章冶:“顧全章家的大局。章蘊之,你冠我章家之姓,出閣前吃我章家的油米、穿我章家的衣裳、住我章家的屋子、使我章家的奴婢,父母養育之恩,唯有斷頭方可償還,父親不要你的腦袋,只要你肚裏的孩子向著我章家,庇佑我章家子孫後代。”

李拙白了章冶一眼,世間竟還有如此與兒女計較的父親,章家只管了七年章娘子的衣食起居,庵堂七年生活,都是萬歲爺賜的飲食衣裳,章娘子被接回章家不到一年,就嫁往宋家作了新婦,章冶和姜氏是生而不養不育,還有臉拿這些來與章娘子計較。

屏風後傳來衣料摩挲的“沙沙”聲,章蘊之歪在繡榻上,冷聲道:“青燈,你去賬房算算,章家養我用了多少錢,十倍還他們。明妝,你去寢間梳妝臺下的抽屜裏取那張斷親書來,我倒要看看,當日老章大人將我當臟水一樣潑出去,這還有收回來的道理。
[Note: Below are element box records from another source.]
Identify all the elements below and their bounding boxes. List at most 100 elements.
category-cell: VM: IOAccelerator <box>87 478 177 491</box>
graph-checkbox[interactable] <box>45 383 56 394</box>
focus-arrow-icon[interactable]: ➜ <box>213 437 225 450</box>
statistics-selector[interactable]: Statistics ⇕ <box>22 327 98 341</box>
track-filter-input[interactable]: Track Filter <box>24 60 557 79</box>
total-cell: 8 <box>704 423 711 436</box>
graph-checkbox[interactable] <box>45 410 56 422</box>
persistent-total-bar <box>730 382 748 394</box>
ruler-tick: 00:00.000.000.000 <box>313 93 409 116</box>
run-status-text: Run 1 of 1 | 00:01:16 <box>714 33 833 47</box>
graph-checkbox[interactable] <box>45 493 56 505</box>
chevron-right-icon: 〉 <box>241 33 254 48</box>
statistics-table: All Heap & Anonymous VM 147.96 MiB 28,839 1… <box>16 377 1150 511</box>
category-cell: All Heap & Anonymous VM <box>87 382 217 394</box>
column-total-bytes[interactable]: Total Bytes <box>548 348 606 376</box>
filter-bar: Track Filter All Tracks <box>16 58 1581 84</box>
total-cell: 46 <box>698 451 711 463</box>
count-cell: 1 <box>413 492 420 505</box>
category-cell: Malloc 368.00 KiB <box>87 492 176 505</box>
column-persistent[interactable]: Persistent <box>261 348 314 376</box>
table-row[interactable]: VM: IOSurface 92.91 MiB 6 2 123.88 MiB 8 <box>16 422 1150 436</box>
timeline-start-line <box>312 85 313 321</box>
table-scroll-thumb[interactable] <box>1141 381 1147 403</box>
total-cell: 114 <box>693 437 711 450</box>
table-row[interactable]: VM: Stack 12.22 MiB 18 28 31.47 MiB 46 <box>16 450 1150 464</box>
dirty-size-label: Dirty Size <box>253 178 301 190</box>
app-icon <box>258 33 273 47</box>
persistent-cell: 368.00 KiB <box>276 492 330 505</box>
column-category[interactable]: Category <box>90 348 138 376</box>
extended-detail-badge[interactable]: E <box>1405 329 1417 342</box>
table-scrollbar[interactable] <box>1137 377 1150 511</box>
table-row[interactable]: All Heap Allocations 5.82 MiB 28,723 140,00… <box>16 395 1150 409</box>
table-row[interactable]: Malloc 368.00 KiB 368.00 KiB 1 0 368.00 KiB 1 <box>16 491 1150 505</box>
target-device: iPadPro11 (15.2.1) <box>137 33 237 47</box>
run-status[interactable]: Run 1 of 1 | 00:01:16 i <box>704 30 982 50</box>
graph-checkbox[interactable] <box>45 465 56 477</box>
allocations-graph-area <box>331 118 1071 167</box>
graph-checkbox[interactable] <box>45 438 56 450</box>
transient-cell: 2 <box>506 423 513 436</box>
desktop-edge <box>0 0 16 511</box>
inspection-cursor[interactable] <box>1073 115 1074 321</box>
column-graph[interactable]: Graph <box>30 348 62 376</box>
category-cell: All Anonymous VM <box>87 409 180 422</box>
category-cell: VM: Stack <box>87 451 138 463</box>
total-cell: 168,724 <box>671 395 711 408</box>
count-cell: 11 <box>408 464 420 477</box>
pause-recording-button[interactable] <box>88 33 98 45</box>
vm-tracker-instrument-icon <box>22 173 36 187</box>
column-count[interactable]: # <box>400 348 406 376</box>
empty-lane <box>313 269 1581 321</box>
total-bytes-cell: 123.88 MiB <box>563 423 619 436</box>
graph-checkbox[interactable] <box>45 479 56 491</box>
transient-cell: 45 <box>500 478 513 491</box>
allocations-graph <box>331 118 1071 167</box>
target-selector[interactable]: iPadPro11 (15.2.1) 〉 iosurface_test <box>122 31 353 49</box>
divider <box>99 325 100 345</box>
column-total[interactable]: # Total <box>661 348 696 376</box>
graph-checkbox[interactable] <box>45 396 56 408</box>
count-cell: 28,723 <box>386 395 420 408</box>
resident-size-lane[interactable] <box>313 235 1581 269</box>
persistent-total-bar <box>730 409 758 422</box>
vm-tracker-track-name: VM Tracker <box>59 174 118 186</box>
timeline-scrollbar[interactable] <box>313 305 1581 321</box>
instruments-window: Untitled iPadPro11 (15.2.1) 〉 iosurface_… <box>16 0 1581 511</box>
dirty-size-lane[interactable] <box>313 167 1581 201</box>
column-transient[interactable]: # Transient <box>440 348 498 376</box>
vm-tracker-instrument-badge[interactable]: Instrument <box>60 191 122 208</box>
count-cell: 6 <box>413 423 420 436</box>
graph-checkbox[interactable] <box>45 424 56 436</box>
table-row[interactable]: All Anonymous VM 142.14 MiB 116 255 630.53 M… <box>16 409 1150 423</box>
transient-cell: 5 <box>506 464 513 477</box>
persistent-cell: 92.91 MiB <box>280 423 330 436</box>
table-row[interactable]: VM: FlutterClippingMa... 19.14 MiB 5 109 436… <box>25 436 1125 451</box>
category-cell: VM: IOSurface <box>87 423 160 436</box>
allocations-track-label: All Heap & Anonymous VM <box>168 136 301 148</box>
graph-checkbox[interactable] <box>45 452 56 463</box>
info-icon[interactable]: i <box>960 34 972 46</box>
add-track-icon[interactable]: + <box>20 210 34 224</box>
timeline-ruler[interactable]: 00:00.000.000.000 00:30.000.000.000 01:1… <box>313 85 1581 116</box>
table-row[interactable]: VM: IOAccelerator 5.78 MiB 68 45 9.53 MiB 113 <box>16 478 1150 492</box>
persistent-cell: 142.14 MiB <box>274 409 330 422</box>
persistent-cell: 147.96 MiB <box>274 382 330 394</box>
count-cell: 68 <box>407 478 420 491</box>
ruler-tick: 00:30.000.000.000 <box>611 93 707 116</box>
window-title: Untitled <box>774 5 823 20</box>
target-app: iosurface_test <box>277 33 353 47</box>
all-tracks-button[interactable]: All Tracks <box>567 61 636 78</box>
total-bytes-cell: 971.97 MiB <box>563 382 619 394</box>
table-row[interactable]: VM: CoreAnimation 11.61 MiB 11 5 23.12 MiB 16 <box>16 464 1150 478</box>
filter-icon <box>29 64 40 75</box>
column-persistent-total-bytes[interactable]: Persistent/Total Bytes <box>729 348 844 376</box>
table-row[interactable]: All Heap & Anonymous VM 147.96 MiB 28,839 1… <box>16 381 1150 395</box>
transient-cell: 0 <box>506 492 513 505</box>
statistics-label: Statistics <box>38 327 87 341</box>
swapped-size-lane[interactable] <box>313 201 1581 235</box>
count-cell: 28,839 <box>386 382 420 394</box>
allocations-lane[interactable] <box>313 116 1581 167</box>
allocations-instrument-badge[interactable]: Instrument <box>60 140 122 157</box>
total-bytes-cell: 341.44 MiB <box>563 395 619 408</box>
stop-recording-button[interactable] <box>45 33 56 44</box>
”

青燈、明妝應聲去當差事。

章蘊之朝李拙使了個眼色,李拙命小黃門捧上一柄銅鏡,在章冶面前狠狠一摔,朝懵懵的章冶做了一個請的手勢,“老章大人,請您將這柄碎了的鏡子沾起來,要是能完好如初、一點縫隙都看不見的話,我李拙替章娘子在您面前吞下那張斷親書。”

“你、你們、你們這是狼狽為奸、沆瀣一氣,有辱斯文啊,有辱斯文啊。”章冶氣急敗壞,指著李拙的鼻子罵道。

他正要沖到屏風後面,卻被李拙叫喚過來的兩個小黃門轄制住了手腳,兩個小黃門跪壓在章冶腰上,章冶趴在地上喘氣,模樣狼狽至極。

李拙撣了撣自己身上的蟒衣,譏諷道:“這狗都知道哺育狗崽子,老章大人您曾是正三品的兵部右侍郎,這麽大的官,奴婢沒記錯的話,您官服上的補子是孔雀吧?孔雀是大德大賢之鳥,嘖嘖嘖,老章大人您沾哪一樣啊?”

李拙這話給章蘊之聽樂了,她還沒見識過李拙這張嘴,他損起人來當真是一等一的厲害。

“李拙,嘴巴放幹凈點,這可是對我有天大的養育恩情的老父親啊。”

李拙扭頭望向章蘊之,輕輕打了一下自己的嘴巴,嬉皮笑臉道:“章娘子,您看奴婢這張嘴啊,占了理兒便是不饒人的,您剛剛說什麽?天大的養育恩情?這話兒可不能說這麽早,得等青燈姑娘算好了帳咱們才能知道,老章大人施的恩情是米粒大小呢,還是拳頭大小呢,還是章娘子您說的比天還大呢。”

李拙真是個人精,章蘊之唇角勾起,慢慢品起茶來。

一個時辰後,青燈轉回外廳這裏,拿賬簿給章蘊之瞧,“小姐,去掉退回章家的嫁妝,您在章家這些年的花費大概是六千四百三十六兩二十七文,奴婢可能算得不精確,便取個整吧,六千五百兩。”

“取整不是這樣取的,七千兩吧,青燈,你去支七萬兩的碎銀子打發了屏風外那人。”章蘊之闔上賬簿,原主在章家花的這些銀子,還不如章冶買一個妾的錢。

“七萬兩?妹妹,你瘋了!”

屏風外響起章汲之的聲音。

趴在地上的章冶見到自己寶貝兒子,向他求道:“兒啊,你快叫這兩個狗閹奴從父親身上起開。”

章汲之擡腳往章冶身上踹了一腳,“瞎喊什麽?別亂攀親哈,我爹叫章東璧,比你這個老頭兒年紀小多了。”晚出生幾千年,足足小了幾千歲呢。

章冶:“?”

兒子不是他親生的?他媳婦姜氏背著自己在外面偷人了?這個章東璧是他媳婦老相好?

章汲之走到屏風後面,章蘊之輕聲細語和他說了幾句話,他搖著折扇笑道:“原來是這樣一回事,妹妹,外面那人是我爹,他的錢就是我的錢,我的錢還是我的錢,七萬兩給我花。”

章蘊之:“……”

她哥這種啃慣老的人,臉皮不是一般厚。